General formula (1):
R1- (O—A1) n —OH

(In the general formula (1), n represents a natural number of 1 to 120, R1 represents a hydrocarbon group having 1 to 100 carbon atoms, and A1 represents an alkylene group having 2 to 4 carbon atoms.)
2. The liquid developer according to claim 1, wherein n is a natural number of 10 to 100.
3. The liquid developer according to claim 1, wherein A1 is an ethylene group.
4. The liquid developer according to claim 1, wherein R1 is an aliphatic hydrocarbon group having 20 to 100 carbon atoms.
5. The liquid developer according to claim 1, wherein the compound represented by the general formula (1) has an HLB value by the Griffin method of 10 or more and 20 or less.
The liquid developer according to any one of claims 1 to 5, wherein the release agent (B) has a structure represented by R1 in the general formula (1).
The liquid developer according to any one of claims 1 to 6, wherein the release agent (B) is a hydrocarbon wax.
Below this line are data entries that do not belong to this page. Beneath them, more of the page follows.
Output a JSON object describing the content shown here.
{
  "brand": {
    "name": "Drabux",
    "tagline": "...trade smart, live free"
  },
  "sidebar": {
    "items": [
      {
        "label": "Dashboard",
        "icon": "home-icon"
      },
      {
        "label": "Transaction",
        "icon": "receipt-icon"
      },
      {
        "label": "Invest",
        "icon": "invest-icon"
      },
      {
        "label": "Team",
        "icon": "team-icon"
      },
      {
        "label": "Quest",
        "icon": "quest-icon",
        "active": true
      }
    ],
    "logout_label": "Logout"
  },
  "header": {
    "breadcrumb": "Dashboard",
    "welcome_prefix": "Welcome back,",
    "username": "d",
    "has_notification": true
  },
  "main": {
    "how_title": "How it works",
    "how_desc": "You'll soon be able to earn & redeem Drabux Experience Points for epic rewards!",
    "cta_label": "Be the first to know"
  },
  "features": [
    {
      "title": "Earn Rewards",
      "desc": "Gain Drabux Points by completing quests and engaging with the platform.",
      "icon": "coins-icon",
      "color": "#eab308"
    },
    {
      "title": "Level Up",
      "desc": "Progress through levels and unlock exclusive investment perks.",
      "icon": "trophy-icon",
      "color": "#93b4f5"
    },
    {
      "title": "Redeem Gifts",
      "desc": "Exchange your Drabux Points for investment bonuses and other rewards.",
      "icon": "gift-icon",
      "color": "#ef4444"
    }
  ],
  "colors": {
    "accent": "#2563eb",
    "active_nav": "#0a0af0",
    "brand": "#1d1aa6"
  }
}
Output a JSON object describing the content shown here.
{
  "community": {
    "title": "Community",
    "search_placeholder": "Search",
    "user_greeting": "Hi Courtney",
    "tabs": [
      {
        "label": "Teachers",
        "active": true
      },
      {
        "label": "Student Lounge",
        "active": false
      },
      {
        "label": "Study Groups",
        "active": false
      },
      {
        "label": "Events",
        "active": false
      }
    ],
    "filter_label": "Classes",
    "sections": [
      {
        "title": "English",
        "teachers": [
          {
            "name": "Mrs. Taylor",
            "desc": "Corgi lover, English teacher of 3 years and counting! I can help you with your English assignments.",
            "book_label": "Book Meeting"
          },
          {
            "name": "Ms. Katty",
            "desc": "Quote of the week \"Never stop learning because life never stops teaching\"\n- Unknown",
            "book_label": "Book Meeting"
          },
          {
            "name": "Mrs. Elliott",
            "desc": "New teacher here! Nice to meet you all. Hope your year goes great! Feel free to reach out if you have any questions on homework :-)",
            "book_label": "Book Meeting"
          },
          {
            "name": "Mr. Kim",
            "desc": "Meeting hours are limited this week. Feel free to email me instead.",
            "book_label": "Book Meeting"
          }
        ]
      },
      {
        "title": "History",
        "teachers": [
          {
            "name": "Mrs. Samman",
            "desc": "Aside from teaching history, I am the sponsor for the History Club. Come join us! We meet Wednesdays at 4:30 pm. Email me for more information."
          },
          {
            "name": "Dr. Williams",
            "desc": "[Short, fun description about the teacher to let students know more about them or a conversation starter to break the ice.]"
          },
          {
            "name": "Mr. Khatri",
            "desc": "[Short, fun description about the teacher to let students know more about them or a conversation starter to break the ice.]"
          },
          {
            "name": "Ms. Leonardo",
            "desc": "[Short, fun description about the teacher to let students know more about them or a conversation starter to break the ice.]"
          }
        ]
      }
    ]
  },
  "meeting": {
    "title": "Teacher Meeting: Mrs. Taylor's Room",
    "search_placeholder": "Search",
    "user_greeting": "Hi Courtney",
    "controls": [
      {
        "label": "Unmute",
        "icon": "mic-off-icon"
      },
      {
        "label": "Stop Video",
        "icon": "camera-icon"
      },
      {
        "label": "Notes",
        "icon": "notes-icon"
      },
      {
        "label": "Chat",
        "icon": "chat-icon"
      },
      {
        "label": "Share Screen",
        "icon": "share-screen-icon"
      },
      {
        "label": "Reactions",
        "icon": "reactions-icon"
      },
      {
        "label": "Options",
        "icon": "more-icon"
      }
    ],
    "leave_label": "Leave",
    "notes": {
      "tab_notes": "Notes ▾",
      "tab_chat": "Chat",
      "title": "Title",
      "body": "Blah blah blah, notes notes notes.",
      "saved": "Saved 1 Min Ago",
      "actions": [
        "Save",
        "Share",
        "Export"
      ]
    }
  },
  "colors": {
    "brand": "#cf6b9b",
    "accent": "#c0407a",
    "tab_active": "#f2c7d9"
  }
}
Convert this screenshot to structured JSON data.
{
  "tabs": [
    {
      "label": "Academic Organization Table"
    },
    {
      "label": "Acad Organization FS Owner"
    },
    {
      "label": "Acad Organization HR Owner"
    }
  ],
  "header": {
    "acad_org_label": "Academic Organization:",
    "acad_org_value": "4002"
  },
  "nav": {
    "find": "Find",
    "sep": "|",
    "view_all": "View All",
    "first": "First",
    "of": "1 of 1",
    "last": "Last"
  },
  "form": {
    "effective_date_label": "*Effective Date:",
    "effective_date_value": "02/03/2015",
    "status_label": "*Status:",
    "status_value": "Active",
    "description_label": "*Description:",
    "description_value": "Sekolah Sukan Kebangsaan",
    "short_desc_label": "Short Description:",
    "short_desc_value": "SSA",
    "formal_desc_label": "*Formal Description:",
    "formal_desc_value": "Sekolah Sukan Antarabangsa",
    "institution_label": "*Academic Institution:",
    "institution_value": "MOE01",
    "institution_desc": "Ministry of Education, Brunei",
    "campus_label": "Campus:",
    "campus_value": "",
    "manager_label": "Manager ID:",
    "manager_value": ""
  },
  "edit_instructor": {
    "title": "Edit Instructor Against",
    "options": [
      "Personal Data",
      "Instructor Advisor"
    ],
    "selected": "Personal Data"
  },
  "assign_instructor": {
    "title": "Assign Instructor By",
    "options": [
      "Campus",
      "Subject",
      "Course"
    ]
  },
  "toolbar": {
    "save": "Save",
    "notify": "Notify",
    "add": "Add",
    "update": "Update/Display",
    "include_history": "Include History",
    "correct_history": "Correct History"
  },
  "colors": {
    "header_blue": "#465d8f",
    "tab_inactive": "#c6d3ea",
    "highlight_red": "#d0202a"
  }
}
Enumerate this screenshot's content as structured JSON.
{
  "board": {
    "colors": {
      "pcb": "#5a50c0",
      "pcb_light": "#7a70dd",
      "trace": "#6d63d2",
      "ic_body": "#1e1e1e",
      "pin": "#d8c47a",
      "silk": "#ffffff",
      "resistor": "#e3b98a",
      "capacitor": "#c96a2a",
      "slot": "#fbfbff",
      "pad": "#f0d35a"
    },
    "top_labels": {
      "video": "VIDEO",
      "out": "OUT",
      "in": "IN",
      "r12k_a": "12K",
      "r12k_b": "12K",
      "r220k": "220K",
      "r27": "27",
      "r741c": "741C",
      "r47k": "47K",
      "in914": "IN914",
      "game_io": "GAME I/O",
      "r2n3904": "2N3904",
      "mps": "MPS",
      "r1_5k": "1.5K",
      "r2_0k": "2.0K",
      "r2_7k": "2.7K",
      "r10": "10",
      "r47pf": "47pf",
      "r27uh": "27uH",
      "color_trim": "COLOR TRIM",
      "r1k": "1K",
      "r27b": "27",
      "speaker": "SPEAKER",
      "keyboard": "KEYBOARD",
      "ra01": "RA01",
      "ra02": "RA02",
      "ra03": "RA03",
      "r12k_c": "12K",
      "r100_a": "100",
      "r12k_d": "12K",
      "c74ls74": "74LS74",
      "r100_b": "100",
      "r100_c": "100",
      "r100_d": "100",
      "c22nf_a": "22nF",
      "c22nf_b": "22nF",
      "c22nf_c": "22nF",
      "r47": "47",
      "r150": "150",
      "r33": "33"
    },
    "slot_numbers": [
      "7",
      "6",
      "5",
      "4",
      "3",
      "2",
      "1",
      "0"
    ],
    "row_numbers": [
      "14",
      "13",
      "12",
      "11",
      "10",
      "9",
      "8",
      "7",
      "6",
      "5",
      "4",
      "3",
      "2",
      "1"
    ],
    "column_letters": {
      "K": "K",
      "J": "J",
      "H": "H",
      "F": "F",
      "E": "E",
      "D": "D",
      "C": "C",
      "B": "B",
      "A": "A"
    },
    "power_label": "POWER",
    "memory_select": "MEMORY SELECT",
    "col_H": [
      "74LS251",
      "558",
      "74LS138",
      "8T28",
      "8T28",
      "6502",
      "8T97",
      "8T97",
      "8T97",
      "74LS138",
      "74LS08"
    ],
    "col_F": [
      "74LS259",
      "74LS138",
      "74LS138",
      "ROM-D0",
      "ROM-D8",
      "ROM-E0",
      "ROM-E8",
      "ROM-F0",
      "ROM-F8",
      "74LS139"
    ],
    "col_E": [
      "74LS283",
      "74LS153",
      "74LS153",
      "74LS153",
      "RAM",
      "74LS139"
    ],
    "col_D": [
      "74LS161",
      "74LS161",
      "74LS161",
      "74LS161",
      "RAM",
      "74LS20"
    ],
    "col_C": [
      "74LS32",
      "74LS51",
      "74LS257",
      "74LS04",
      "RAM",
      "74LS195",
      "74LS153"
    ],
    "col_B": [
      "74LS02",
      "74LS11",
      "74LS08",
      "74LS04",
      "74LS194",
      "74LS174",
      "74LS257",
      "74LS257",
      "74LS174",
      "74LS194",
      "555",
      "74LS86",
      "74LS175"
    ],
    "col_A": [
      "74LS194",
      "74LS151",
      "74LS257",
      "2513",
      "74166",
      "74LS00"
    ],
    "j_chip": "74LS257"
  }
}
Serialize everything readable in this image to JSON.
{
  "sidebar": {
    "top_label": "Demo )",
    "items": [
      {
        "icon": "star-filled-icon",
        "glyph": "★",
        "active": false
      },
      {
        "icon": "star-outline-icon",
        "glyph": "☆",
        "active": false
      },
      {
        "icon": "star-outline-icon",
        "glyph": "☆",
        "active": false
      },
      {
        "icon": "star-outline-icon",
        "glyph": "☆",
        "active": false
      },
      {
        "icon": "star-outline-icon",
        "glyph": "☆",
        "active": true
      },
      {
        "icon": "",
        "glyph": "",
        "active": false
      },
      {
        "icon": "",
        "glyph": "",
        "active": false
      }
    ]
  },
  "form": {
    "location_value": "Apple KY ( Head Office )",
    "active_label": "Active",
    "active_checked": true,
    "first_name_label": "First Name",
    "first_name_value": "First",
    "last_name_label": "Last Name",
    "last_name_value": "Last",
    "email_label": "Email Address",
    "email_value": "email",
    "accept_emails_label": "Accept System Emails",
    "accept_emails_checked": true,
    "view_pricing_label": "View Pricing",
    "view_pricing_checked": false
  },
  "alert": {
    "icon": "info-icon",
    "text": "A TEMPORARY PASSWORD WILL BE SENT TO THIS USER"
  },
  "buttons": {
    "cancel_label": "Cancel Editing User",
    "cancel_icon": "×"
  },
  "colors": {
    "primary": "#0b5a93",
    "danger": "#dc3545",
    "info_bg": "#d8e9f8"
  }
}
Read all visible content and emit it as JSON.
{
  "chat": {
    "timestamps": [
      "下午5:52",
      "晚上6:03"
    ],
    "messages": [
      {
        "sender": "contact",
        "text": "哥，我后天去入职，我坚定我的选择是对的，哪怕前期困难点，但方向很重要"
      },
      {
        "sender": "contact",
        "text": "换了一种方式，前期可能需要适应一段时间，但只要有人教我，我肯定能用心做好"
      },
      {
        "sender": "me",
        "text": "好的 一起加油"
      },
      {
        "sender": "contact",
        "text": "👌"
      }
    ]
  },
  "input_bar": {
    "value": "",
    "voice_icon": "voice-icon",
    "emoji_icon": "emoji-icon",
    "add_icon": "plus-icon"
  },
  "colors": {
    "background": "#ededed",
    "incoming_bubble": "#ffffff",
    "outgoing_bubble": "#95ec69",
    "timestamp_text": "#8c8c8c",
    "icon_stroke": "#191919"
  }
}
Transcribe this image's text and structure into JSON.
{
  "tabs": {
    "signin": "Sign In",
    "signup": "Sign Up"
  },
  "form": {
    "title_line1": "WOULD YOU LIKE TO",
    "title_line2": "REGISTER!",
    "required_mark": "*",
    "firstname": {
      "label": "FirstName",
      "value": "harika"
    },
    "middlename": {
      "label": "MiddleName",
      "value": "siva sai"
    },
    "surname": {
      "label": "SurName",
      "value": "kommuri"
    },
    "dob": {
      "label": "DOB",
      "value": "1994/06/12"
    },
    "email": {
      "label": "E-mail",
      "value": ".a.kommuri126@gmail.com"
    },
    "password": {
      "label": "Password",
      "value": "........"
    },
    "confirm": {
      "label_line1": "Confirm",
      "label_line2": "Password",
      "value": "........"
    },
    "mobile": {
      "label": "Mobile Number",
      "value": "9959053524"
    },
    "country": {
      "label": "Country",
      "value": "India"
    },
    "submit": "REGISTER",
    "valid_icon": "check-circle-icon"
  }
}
The liquid developer according to any one of claims 1 to 7, wherein the binder resin (A) has a structure represented by the following general formula (2).
General formula (2):
-(O-A2) m-

(In general formula (2), m represents a natural number of 1 to 10, and A2 represents an alkylene group of 2 to 4 carbon atoms.)
The method according to any one of claims 1 to 8, further comprising a step of melt-kneading a mixture containing the binder resin (A), the release agent (B), and the compound represented by the general formula (1). A method for producing a liquid developer.
A method for producing a printed matter, comprising a step of printing using the liquid developer according to any one of claims 1 to 8.